Contemporary Danish Piano Music
Per NØRGÅRD (b. 1932)
Piano Sonata (1949) [9:01]
Toccata (1949) [9:32]
Sonate, Op. 6 (1953,
rev. 1956-57) [13:23]
Finn LYKKEBO (1937-1984)
Tableaux Pour Piano (1969, rev. 1978) [9:24]
Lars Aksel BISGAARD (b. 1947)
Stadier, Op. 1 (1973-74) [16:20]
Barcarole – Lento E Tranquillo (1986-87) [3:14]
Walking (2014) [4:59]
Carl Petersson (piano)
rec. Royal Danish Academy of Music, Copenhagen, 28 June, 6 December 2014, 21 February 2015
world première recordings except Nørgård op. 6
GRAND PIANO GP717 [66:19]
This interesting disc offers music by three contemporary Danish composers, including arguably the most important of them all, Per Nørgård. Nørgård's music I know fairly well but the other two, Finn Lykkebo and Lars Aksel Bisgaard, are less known and are new to me.
I have come to know Per Nørgård mainly through his orchestral music, which has great variety and imagination, and also his vocal music. The disc of his Songs from Evening Land is a stunner (Dacapo 8.226060). Born in 1932, two of the pieces presented here date from his teenage years and receive their premiere recording. Both the Piano Sonata and the Toccata are from 1949 and show the influence of Stravinsky’s neo-classicism but also the Nordic styles of Sibelius, Nielsen and his would-be teacher Vagn Holmboe.

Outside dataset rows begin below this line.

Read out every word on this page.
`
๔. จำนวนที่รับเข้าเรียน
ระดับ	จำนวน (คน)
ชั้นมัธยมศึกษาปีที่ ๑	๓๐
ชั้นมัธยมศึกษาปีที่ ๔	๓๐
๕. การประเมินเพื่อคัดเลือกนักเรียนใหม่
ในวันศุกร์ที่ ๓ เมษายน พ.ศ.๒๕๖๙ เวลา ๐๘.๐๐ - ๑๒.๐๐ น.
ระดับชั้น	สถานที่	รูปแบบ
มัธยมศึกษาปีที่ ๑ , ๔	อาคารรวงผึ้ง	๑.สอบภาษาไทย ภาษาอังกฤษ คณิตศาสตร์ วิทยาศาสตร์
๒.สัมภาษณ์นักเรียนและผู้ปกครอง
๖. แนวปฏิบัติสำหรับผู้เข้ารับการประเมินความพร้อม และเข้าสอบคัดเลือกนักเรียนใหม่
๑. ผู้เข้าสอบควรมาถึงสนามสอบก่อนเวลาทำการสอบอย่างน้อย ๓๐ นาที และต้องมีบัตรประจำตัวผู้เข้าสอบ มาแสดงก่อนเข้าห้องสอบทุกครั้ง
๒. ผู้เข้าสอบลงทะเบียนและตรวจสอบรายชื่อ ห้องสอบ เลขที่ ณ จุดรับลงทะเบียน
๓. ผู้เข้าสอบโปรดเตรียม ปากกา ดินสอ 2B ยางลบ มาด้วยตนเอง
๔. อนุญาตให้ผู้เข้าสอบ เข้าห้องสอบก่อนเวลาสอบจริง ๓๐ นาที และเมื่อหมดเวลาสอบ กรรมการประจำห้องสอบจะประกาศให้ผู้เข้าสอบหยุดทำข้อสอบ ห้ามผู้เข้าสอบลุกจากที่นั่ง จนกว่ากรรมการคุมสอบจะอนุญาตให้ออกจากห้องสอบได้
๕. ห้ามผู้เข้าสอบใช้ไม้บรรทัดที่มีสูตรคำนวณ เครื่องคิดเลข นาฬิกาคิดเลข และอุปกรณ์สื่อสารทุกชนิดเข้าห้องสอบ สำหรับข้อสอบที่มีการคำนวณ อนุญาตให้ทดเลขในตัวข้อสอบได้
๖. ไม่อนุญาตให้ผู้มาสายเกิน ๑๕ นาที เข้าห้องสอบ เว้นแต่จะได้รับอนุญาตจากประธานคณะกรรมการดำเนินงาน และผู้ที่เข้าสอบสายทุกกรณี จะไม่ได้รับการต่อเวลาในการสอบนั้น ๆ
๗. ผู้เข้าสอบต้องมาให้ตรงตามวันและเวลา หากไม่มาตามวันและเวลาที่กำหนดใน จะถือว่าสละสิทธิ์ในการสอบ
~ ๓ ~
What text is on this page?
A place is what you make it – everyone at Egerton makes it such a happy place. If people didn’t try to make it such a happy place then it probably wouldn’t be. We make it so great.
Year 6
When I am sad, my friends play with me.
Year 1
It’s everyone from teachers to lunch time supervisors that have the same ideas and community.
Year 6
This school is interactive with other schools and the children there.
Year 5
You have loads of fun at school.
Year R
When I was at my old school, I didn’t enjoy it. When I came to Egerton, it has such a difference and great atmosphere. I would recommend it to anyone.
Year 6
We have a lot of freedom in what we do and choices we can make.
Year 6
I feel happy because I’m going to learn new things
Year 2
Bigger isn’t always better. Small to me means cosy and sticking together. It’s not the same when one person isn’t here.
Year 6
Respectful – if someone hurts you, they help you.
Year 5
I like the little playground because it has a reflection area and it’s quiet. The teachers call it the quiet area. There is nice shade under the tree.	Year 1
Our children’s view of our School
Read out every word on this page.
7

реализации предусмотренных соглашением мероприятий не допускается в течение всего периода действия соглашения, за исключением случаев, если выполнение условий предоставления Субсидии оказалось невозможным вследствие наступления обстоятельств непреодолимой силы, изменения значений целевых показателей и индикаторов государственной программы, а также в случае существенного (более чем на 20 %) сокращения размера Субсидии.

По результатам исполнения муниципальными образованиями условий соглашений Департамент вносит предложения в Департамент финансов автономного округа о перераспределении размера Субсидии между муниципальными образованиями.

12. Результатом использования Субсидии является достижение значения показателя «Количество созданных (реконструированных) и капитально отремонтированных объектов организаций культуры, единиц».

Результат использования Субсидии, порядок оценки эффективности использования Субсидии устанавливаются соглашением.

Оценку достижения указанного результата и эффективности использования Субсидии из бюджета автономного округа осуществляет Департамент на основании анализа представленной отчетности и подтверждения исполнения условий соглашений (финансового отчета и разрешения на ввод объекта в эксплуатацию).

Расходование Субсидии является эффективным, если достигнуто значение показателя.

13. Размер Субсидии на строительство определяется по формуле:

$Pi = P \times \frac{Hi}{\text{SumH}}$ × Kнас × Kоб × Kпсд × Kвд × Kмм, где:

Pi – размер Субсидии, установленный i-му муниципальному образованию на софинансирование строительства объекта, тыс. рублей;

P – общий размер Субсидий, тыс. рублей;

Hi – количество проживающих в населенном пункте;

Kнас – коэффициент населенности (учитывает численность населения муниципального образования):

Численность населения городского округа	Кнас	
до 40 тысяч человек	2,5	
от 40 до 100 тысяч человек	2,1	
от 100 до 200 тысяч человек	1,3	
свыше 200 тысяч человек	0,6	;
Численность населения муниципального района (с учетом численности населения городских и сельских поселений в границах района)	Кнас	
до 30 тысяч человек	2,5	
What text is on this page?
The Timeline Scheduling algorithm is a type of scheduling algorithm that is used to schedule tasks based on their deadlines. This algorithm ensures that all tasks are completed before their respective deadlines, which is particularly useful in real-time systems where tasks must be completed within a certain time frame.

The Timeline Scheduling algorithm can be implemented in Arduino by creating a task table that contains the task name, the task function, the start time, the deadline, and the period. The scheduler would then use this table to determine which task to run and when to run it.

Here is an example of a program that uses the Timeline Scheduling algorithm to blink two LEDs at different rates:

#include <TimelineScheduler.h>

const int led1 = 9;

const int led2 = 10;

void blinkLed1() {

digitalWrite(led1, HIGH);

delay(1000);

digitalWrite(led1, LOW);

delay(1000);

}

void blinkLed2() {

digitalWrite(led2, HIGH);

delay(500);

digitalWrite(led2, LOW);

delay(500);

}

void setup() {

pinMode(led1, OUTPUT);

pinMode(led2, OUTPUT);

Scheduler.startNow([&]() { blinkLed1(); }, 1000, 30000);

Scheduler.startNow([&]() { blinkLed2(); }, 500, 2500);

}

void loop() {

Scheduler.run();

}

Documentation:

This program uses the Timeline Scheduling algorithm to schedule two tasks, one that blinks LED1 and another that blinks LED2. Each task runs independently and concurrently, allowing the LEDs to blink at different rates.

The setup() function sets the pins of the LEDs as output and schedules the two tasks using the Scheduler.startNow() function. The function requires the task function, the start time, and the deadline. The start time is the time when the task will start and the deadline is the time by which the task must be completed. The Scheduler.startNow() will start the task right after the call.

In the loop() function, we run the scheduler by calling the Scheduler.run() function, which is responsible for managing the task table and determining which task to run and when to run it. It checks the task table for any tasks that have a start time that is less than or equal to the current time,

These are both bravura three movement pieces with the Toccata especially showing the excitement of youth. For me, the Toccata also bears the influence of that other great Dane, Rued Langgard. I can hear the influence of his Insektarium (1917) in the younger man's music. Both these pieces belie Nørgård’s tender age, and show compositional skill beyond his seventeen years.
The Sonata Op. 6 (1953, revised 1956-57), is a step up in style and shows a composer coming to terms with the modernist music of the day and especially that of his then teacher, Holmboe. Although composed whilst Nørgård was still a student, it is the first piano piece that the composer himself acknowledges. It is a single movement construct containing many contrasting sections and points towards Nørgård’s mature style, which the composer described as being “wholeheartedly attached to the Northern symphonic tradition”.
Both Finn Lykkebo (1937-1984) and Lars Aksel Bisgaard (b. 1947) are linked to Nørgård through their studies. Lykkebo studied composition with the great man, whilst Bisgaard was a student of Lykkebo whilst still a schoolboy, before going on to the Academy of Music in Aarhus where Nørgård was his teacher.
Finn Lykkebo, despite his work with Nørgård, regarded himself as self-taught, and his music shows little influence of his teacher. His style is deeply rooted in the Nordic tradition but this is tempered by the western European serialism of the day, although he soon rejected this. The five short pieces that make up Tableaux (1969, revised 1978) show this influence in their concise make-up rather than anything else. Although he adopts the atonal twelve tone system in these compositions, it is not employed in the style of Schoenberg or Webern, rather they have a sense of rhythm and even melody.
Lars Aksel Bisgaard first studied musicology before theory and music history and finally composition with Nørgård at the Academy of Music in Aarhus (1975-81). His music shows more of an influence of his teacher than Lykkebo’s did, but even then, this influence is not that overtly apparent. This is most prominent in the first of his pieces presented on this disc, Stadier, which is his Op.1 (1973-1974). His Barcarole (1986-1987) is influenced by the romantic voices of Mendelssohn and Chopin, especially his Op. 60 Barcarolle. The final piece of his on this disc, although dating from 2014, is actually based upon sketches from the composer's youth, and like all the music on this disc is very approachable.
The playing of Carl Petersson is excellent throughout. His control, especially in the faster more virtuosic sections is as measured as in the slower and more meditative moments. The sound is also excellent with the acoustic of the hall being most pleasing. The booklet notes are by Lars Aksel Bisgaard himself, and are informative and helpful, especially as online searches provide you with very little information of Lykkebo and Bisgaard.